Quizás esto nos pase, porque no nos fijemos en las señales. Muchas veces damos amor, cariño, amistad, sin fijarnos a quien se lo damos. Depositamos confianza y afecto en gente que no se lo merece, pero ¿Quién no ha pasado por esa especie de ceguera en la que no ves a la otra persona como es sino como te gustaría que fuera?. Quizás ahí este el quid de la cuestión, la gente es como es, pero nosotros no siempre somos capaces de verlo. Ves a alguien con quien te ríes, lo pasas bien, tiene una bonita sonrisa, y piensas que alguien con una sonrisa así no puede ser mala gente. Sin embargo te ha hecho una faena importante dos meses después, y tres meses después tu te sigues preguntando ¿ Pero por que me ha hecho algo así? Muy sencillo, porque él o ella son así y no como tu querías verlo.

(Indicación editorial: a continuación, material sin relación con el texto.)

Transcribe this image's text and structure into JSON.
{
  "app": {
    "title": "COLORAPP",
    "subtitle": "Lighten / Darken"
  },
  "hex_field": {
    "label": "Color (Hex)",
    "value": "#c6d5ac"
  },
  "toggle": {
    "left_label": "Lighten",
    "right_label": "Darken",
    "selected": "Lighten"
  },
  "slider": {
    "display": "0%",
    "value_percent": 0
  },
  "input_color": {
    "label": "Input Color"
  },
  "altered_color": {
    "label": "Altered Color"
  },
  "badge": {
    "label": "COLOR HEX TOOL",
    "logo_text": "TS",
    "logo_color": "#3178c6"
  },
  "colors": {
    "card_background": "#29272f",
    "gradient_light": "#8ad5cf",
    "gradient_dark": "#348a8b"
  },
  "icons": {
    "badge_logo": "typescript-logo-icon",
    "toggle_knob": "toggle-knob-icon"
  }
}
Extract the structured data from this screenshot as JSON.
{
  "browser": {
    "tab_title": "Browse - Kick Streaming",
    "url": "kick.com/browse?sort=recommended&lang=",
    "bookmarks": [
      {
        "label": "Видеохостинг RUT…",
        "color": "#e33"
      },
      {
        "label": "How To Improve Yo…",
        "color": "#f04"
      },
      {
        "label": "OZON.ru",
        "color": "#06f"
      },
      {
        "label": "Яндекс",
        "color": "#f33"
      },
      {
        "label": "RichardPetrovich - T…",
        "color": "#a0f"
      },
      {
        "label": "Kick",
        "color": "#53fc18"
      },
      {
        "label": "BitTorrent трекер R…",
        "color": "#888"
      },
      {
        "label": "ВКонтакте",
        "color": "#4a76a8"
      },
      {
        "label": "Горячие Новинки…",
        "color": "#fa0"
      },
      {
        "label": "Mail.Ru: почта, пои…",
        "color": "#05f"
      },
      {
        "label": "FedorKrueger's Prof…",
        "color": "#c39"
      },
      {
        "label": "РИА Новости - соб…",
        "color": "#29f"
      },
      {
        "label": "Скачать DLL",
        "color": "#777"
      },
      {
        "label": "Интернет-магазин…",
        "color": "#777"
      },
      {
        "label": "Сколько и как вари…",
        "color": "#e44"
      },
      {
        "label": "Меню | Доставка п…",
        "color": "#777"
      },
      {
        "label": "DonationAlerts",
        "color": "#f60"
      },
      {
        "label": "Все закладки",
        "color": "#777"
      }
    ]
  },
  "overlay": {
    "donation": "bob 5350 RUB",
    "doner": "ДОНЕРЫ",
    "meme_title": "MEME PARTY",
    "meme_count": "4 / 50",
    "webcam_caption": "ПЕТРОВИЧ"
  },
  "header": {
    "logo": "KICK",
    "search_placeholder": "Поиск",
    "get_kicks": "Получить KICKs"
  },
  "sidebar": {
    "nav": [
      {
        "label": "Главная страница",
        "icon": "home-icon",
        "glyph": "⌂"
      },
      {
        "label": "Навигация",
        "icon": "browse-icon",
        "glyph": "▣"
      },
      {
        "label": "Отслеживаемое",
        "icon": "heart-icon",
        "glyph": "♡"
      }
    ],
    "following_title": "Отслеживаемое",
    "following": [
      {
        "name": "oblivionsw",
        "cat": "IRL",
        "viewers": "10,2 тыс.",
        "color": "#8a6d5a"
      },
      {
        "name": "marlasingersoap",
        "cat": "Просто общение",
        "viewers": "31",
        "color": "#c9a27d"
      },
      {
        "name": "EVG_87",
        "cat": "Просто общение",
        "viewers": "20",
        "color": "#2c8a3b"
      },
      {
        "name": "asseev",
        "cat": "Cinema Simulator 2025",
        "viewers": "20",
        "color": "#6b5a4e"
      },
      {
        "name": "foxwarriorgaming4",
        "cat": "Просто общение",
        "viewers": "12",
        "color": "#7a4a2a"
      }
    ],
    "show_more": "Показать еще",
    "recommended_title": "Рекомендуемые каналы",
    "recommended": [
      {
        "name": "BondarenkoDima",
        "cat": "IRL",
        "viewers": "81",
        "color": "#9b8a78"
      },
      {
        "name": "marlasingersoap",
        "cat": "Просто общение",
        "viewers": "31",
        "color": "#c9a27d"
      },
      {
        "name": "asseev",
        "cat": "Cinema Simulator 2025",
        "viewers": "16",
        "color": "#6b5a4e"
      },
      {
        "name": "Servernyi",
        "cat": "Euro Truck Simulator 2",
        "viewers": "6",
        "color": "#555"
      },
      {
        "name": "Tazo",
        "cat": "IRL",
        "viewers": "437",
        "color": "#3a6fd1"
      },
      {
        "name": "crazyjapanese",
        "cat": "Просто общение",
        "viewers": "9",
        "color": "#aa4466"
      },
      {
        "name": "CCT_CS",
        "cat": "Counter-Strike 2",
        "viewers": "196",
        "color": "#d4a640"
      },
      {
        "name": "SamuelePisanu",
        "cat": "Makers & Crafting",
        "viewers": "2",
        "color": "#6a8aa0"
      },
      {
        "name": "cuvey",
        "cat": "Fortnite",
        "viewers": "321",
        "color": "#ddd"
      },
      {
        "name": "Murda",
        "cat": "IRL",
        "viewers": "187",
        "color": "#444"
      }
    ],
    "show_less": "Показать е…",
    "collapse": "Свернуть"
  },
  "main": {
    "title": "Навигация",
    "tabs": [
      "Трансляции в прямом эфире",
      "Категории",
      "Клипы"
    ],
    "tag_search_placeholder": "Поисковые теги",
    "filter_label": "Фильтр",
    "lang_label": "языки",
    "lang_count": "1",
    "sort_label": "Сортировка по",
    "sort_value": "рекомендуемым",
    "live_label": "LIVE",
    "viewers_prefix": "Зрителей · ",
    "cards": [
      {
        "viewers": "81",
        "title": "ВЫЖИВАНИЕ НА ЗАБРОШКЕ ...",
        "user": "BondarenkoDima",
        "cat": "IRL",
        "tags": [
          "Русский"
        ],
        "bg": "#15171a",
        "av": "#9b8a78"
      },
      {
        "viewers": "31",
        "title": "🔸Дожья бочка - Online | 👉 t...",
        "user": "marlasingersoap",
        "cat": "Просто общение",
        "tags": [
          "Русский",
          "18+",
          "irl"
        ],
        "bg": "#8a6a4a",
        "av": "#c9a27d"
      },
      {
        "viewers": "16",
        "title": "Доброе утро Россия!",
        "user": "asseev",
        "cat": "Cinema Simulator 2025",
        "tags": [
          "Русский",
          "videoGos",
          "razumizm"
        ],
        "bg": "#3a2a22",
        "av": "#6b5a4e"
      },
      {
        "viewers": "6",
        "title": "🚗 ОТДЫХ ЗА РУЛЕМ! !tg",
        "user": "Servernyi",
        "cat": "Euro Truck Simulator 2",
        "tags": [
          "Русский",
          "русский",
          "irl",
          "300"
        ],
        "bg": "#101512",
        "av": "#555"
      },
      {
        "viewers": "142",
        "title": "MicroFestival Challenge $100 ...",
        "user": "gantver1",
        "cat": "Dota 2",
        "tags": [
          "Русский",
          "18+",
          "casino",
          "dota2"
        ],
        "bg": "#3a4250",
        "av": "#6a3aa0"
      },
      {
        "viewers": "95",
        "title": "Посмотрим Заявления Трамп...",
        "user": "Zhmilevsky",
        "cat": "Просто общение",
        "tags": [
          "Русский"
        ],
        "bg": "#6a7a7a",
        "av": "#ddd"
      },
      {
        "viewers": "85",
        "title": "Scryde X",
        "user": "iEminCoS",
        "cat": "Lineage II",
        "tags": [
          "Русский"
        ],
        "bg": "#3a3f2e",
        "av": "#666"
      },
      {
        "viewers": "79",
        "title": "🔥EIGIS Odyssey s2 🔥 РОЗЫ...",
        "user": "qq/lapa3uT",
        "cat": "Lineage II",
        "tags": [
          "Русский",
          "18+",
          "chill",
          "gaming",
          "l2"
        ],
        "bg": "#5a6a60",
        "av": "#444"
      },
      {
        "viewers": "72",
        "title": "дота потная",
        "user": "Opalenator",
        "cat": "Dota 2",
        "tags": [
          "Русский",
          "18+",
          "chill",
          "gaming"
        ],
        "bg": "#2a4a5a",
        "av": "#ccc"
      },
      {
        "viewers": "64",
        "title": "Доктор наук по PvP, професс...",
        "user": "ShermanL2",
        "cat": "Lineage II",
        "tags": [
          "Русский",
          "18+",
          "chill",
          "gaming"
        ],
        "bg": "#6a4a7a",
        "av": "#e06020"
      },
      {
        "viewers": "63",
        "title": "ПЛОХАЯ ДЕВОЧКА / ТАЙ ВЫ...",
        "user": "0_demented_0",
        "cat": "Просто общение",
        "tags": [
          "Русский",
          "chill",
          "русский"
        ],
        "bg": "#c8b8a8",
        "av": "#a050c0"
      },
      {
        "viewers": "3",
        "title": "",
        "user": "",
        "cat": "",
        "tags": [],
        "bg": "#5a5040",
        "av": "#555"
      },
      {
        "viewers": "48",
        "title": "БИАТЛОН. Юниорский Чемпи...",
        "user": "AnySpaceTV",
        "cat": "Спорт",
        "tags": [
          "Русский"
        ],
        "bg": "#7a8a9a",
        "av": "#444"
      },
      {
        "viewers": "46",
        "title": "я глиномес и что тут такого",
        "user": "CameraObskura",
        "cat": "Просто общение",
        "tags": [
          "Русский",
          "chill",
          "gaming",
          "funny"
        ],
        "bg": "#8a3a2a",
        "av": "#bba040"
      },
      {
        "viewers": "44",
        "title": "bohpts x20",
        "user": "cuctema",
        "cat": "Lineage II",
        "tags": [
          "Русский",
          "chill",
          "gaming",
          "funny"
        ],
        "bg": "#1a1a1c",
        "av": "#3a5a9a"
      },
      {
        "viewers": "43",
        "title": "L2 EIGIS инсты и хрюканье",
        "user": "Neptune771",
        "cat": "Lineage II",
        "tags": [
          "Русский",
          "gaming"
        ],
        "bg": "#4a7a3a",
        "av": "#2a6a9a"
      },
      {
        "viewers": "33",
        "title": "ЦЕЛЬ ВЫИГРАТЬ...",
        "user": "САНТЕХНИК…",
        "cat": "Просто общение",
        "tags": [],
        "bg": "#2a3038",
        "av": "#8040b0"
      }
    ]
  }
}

Estamos en una sociedad en la que a la gente se le mide por el éxito, no por lo que realmente es, nos guiamos de las apariencias no de la esencia o del espíritu de la persona con la que nos relacionamos.

Otro amigo mío dice siempre, que estamos en una sociedad sin educación y sin cultura, y que a la gente educada se la toma por tonta. Parte de razón no le falta. Las veces que alguien me ha hecho algo que no me gustaba, me he sentado, y he intentado hablarlo, el resultado suele ser casi siempre el mismo, te hacen una faena aun mayor. Cuando cansada he respondido de la misma forma pero aun de una forma mas contundente (dándoles un poco de su misma medicina) entonces van y te respetan. Hay mucho imbécil suelto, que solo respeta a quien es capaz de putearlos a ellos de lo que ellos son capaces de putearte a ti.

Con el paso de los años, te das cuenta de que amigos de verdad hay muy, muy pocos. Aprendes a relacionarte socialmente, pero sin grandes implicaciones emocionales, de forma que si te salen por peteneras, tu no sufras las consecuencias. Otra vez nos equivocamos, ponemos muros en lugar de mirar bien donde ponemos los afectos.

Lo ideal sería poder dar afecto sin esperar nada a cambio, poder querer al prójimo de tal forma que no nos importen sus defectos, ser capaces de amar en mayúsculas. Pero mucho me temo que para poder dar ese tipo de amor, hay que ser perfecto. Yo reconozco que a mi me falta mucho, y que mientras no lo consiga seguiré observando a la gente por lo que es no por lo que hace o tiene.

Nosotros decidimos en que mundo queremos vivir, y con nuestros actos nos encaminamos a él.